Most of us have been conditioned to believe that success is measured by money, and money leads to happiness, because happiness is being comfortable. If you cut through the clutter and scripted responses, you’ll almost exclusively hear people say:

If my company/business/product can be successful, that success can make me a lot of money. And when I have a lot of money, I’ll be happy because my life will be comfortable.

Boiled down:

“I want to be successful so I can be comfortable.”

Or:

“I want to be successful because I’m uncomfortable.”

If you make comfort the ultimate achievement of your entrepreneurial journey, you will never be truly happy because happiness has very little to do with being comfortable.

And if you can’t find personal happiness in what you’re setting out to accomplish, then what’s the point of being successful?

So often, smart, talented people with fantastic ideas spend some of their best years chasing after success and happiness without ever considering how they’re individually expressed, understood or realized in their own lives. They blindly and sometimes unknowingly accept the lie that comfort is the ultimate destination of all achievement in life.
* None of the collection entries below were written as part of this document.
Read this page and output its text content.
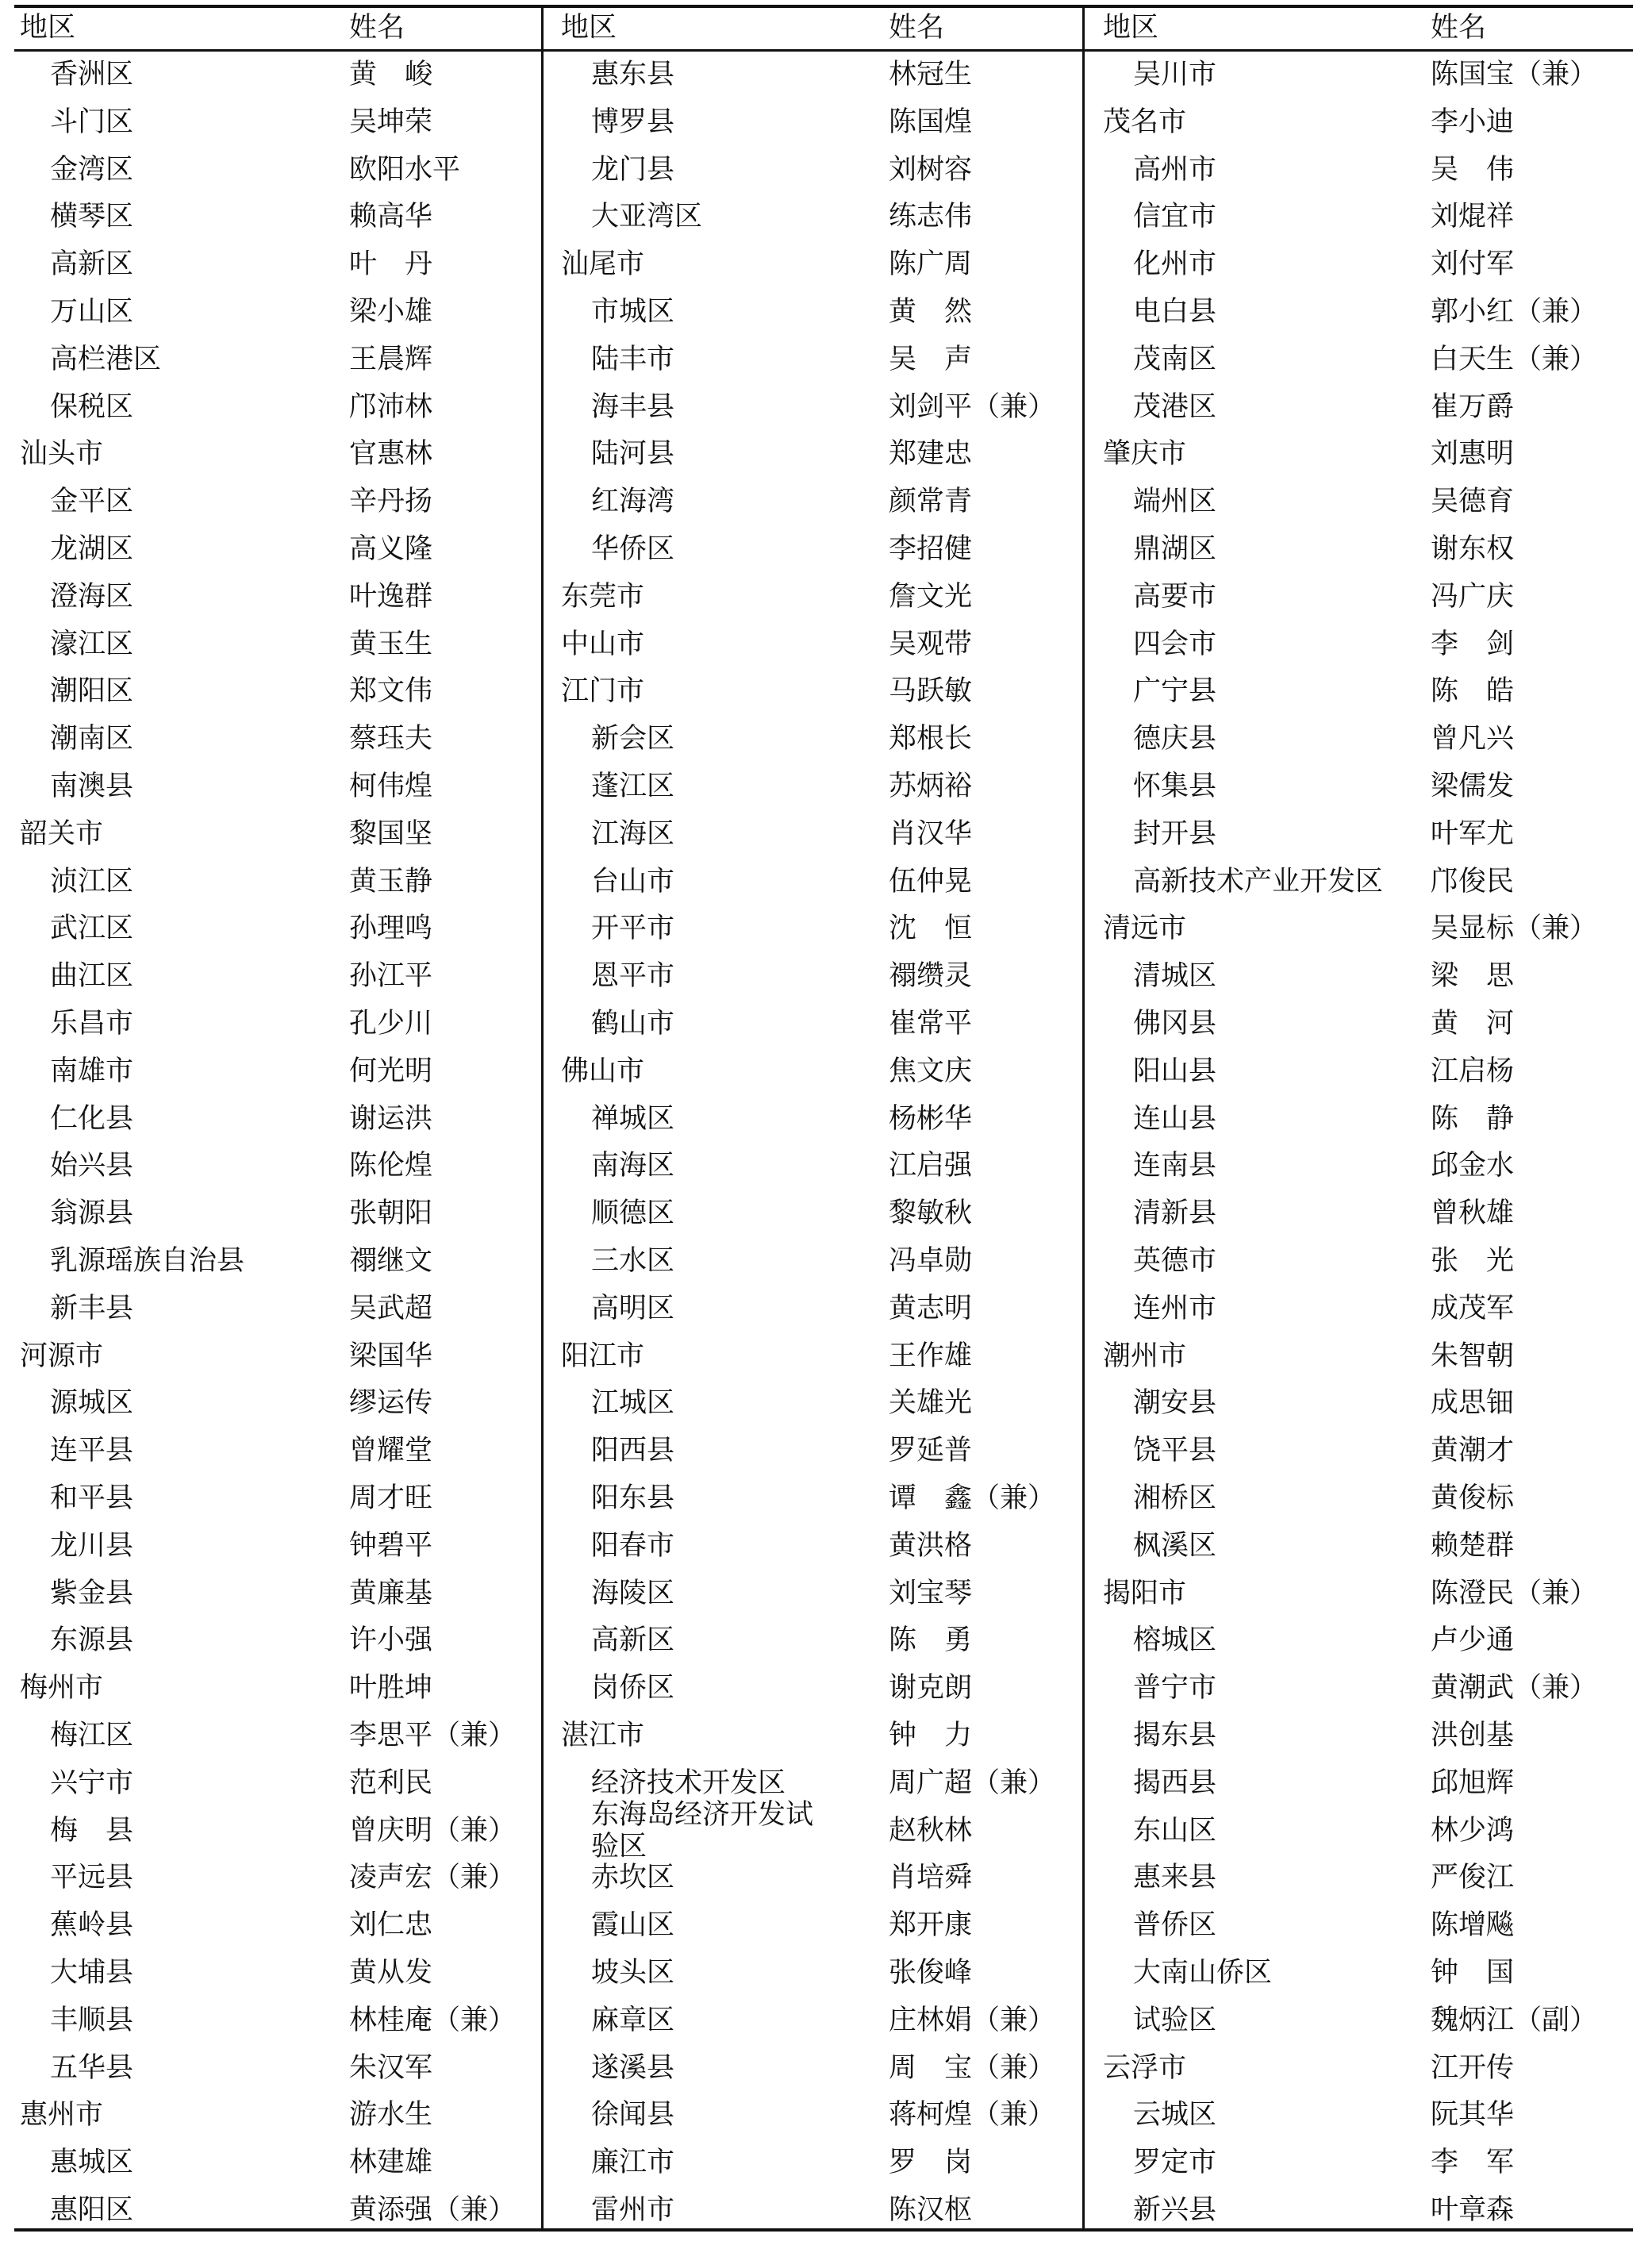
地区	姓名	地区	姓名	地区	姓名
香洲区	黄　峻
斗门区	吴坤荣
金湾区	欧阳水平
横琴区	赖高华
高新区	叶　丹
万山区	梁小雄
高栏港区	王晨辉
保税区	邝沛林
汕头市	官惠林
金平区	辛丹扬
龙湖区	高义隆
澄海区	叶逸群
濠江区	黄玉生
潮阳区	郑文伟
潮南区	蔡珏夫
南澳县	柯伟煌
韶关市	黎国坚
浈江区	黄玉静
武江区	孙理鸣
曲江区	孙江平
乐昌市	孔少川
南雄市	何光明
仁化县	谢运洪
始兴县	陈伦煌
翁源县	张朝阳
乳源瑶族自治县	禤继文
新丰县	吴武超
河源市	梁国华
源城区	缪运传
连平县	曾耀堂
和平县	周才旺
龙川县	钟碧平
紫金县	黄廉基
东源县	许小强
梅州市	叶胜坤
梅江区	李思平（兼）
兴宁市	范利民
梅　县	曾庆明（兼）
平远县	凌声宏（兼）
蕉岭县	刘仁忠
大埔县	黄从发
丰顺县	林桂庵（兼）
五华县	朱汉军
惠州市	游水生
惠城区	林建雄
惠阳区	黄添强（兼）
惠东县	林冠生
博罗县	陈国煌
龙门县	刘树容
大亚湾区	练志伟
汕尾市	陈广周
市城区	黄　然
陆丰市	吴　声
海丰县	刘剑平（兼）
陆河县	郑建忠
红海湾	颜常青
华侨区	李招健
东莞市	詹文光
中山市	吴观带
江门市	马跃敏
新会区	郑根长
蓬江区	苏炳裕
江海区	肖汉华
台山市	伍仲晃
开平市	沈　恒
恩平市	禤缵灵
鹤山市	崔常平
佛山市	焦文庆
禅城区	杨彬华
南海区	江启强
顺德区	黎敏秋
三水区	冯卓勋
高明区	黄志明
阳江市	王作雄
江城区	关雄光
阳西县	罗延普
阳东县	谭　鑫（兼）
阳春市	黄洪格
海陵区	刘宝琴
高新区	陈　勇
岗侨区	谢克朗
湛江市	钟　力
经济技术开发区	周广超（兼）
东海岛经济开发试验区	赵秋林
赤坎区	肖培舜
霞山区	郑开康
坡头区	张俊峰
麻章区	庄林娟（兼）
遂溪县	周　宝（兼）
徐闻县	蒋柯煌（兼）
廉江市	罗　岗
雷州市	陈汉枢
吴川市	陈国宝（兼）
茂名市	李小迪
高州市	吴　伟
信宜市	刘焜祥
化州市	刘付军
电白县	郭小红（兼）
茂南区	白天生（兼）
茂港区	崔万爵
肇庆市	刘惠明
端州区	吴德育
鼎湖区	谢东权
高要市	冯广庆
四会市	李　剑
广宁县	陈　皓
德庆县	曾凡兴
怀集县	梁儒发
封开县	叶军尤
高新技术产业开发区 邝俊民
清远市	吴显标（兼）
清城区	梁　思
佛冈县	黄　河
阳山县	江启杨
连山县	陈　静
连南县	邱金水
清新县	曾秋雄
英德市	张　光
连州市	成茂军
潮州市	朱智朝
潮安县	成思钿
饶平县	黄潮才
湘桥区	黄俊标
枫溪区	赖楚群
揭阳市	陈澄民（兼）
榕城区	卢少通
普宁市	黄潮武（兼）
揭东县	洪创基
揭西县	邱旭辉
东山区	林少鸿
惠来县	严俊江
普侨区	陈增飚
大南山侨区	钟　国
试验区	魏炳江（副）
云浮市	江开传
云城区	阮其华
罗定市	李　军
新兴县	叶章森
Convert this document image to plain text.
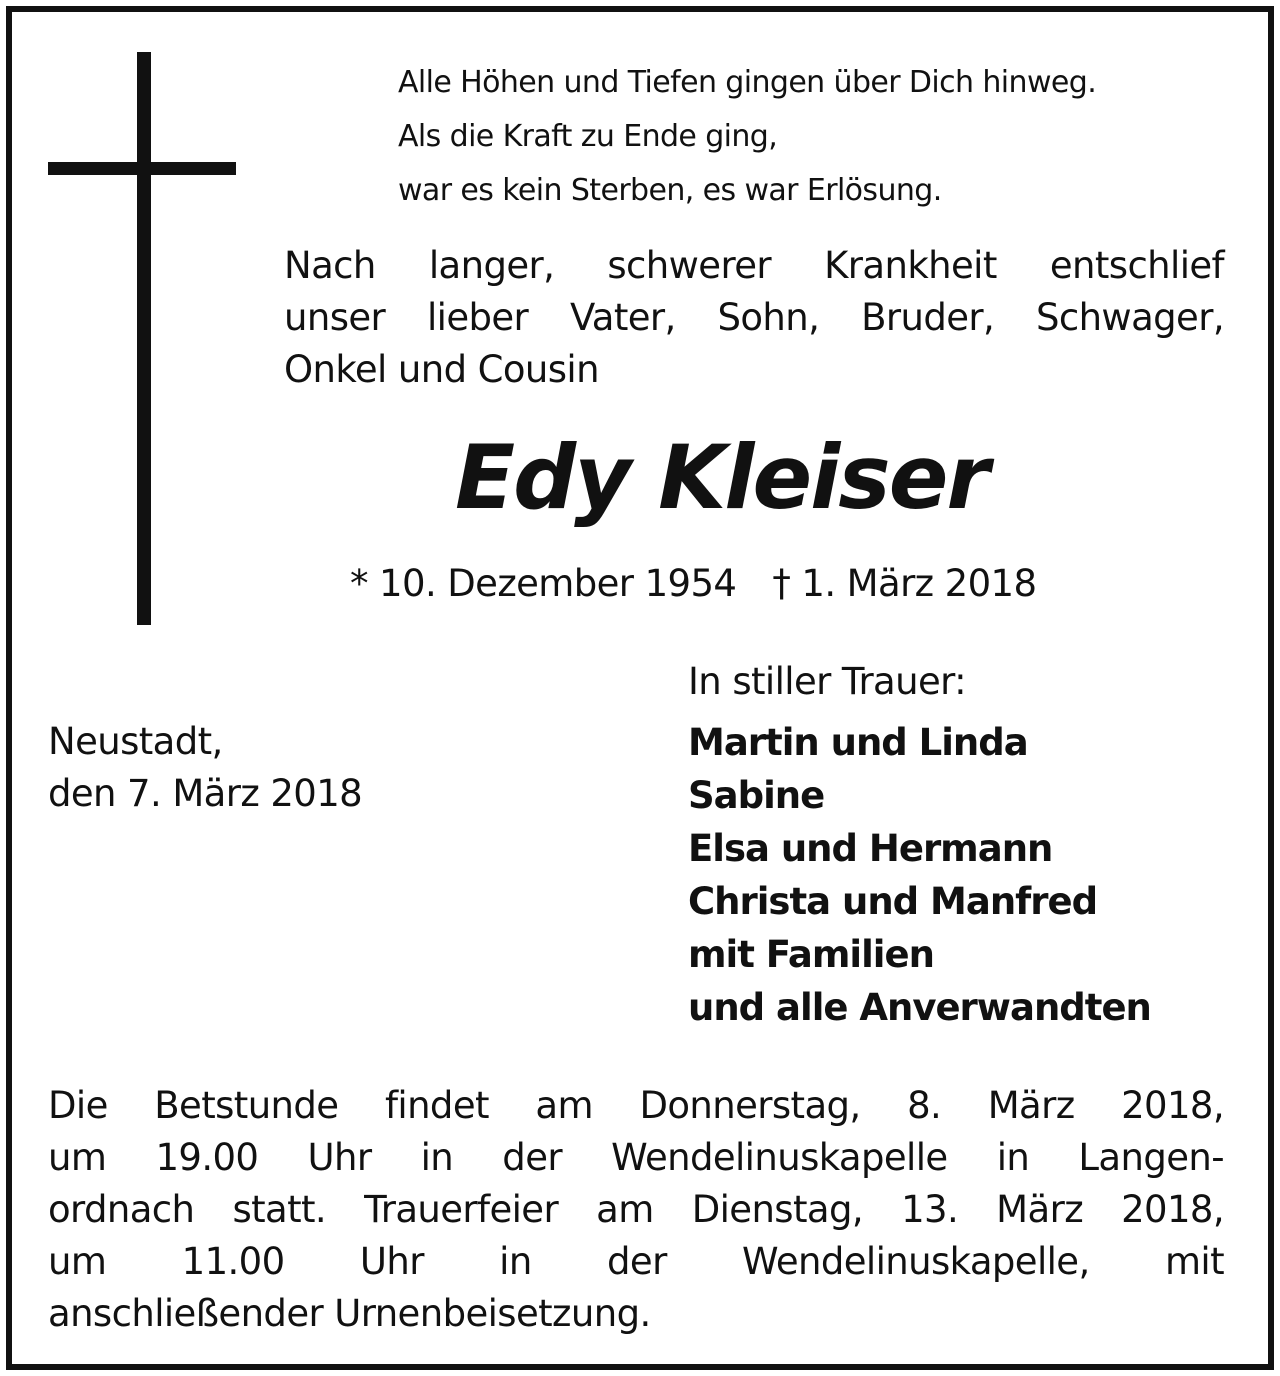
Alle Höhen und Tiefen gingen über Dich hinweg.
Als die Kraft zu Ende ging,
war es kein Sterben, es war Erlösung.
Nach langer, schwerer Krankheit entschlief
unser lieber Vater, Sohn, Bruder, Schwager,
Onkel und Cousin
Edy Kleiser
* 10. Dezember 1954 † 1. März 2018
Neustadt,
den 7. März 2018
In stiller Trauer:
Martin und Linda
Sabine
Elsa und Hermann
Christa und Manfred
mit Familien
und alle Anverwandten
Die Betstunde findet am Donnerstag, 8. März 2018,
um 19.00 Uhr in der Wendelinuskapelle in Langen-
ordnach statt. Trauerfeier am Dienstag, 13. März 2018,
um 11.00 Uhr in der Wendelinuskapelle, mit
anschließender Urnenbeisetzung.
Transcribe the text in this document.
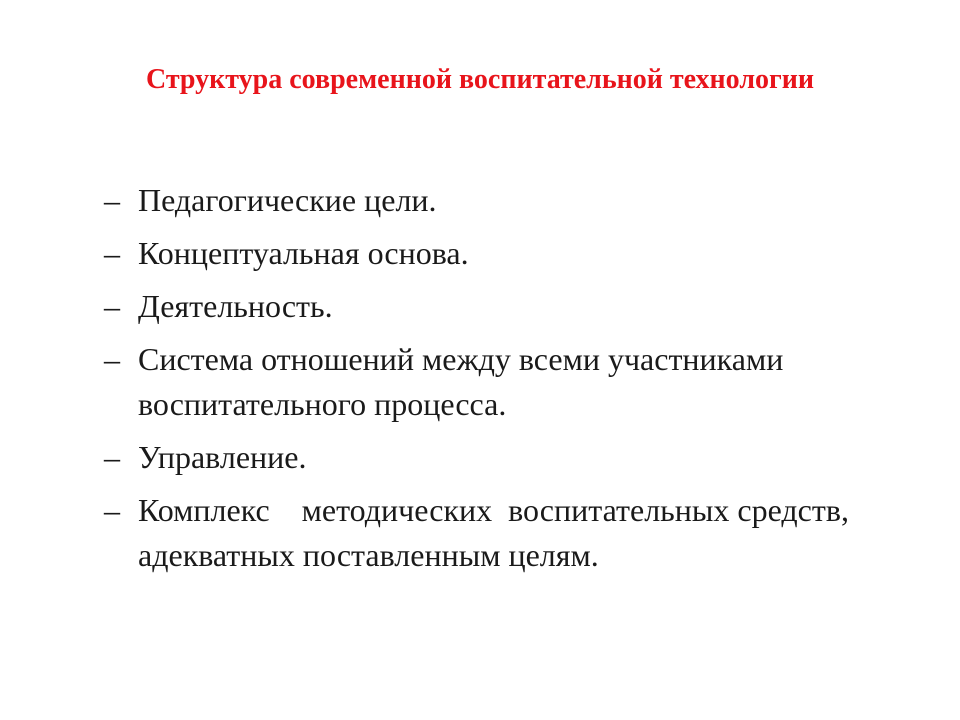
Структура современной воспитательной технологии
– Педагогические цели.
– Концептуальная основа.
– Деятельность.
– Система отношений между всеми участниками воспитательного процесса.
– Управление.
– Комплекс    методических  воспитательных средств,  адекватных поставленным целям.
Then one day, when all the bills (and future bills) are paid, big picture goals are realized, execution tasks are delegated, and everything about life feels pretty comfortable, they wonder…

Why don’t I feel very happy?

Don’t make the costly mistake of ambitiously driving towards success and happiness without an examination of what those two words actually mean. And most importantly, don’t believe the lie that being comfortable is the same thing as being happy.

If you start your entrepreneurial journey with a true consideration of the end, you’ll always find your way back to the right beginning.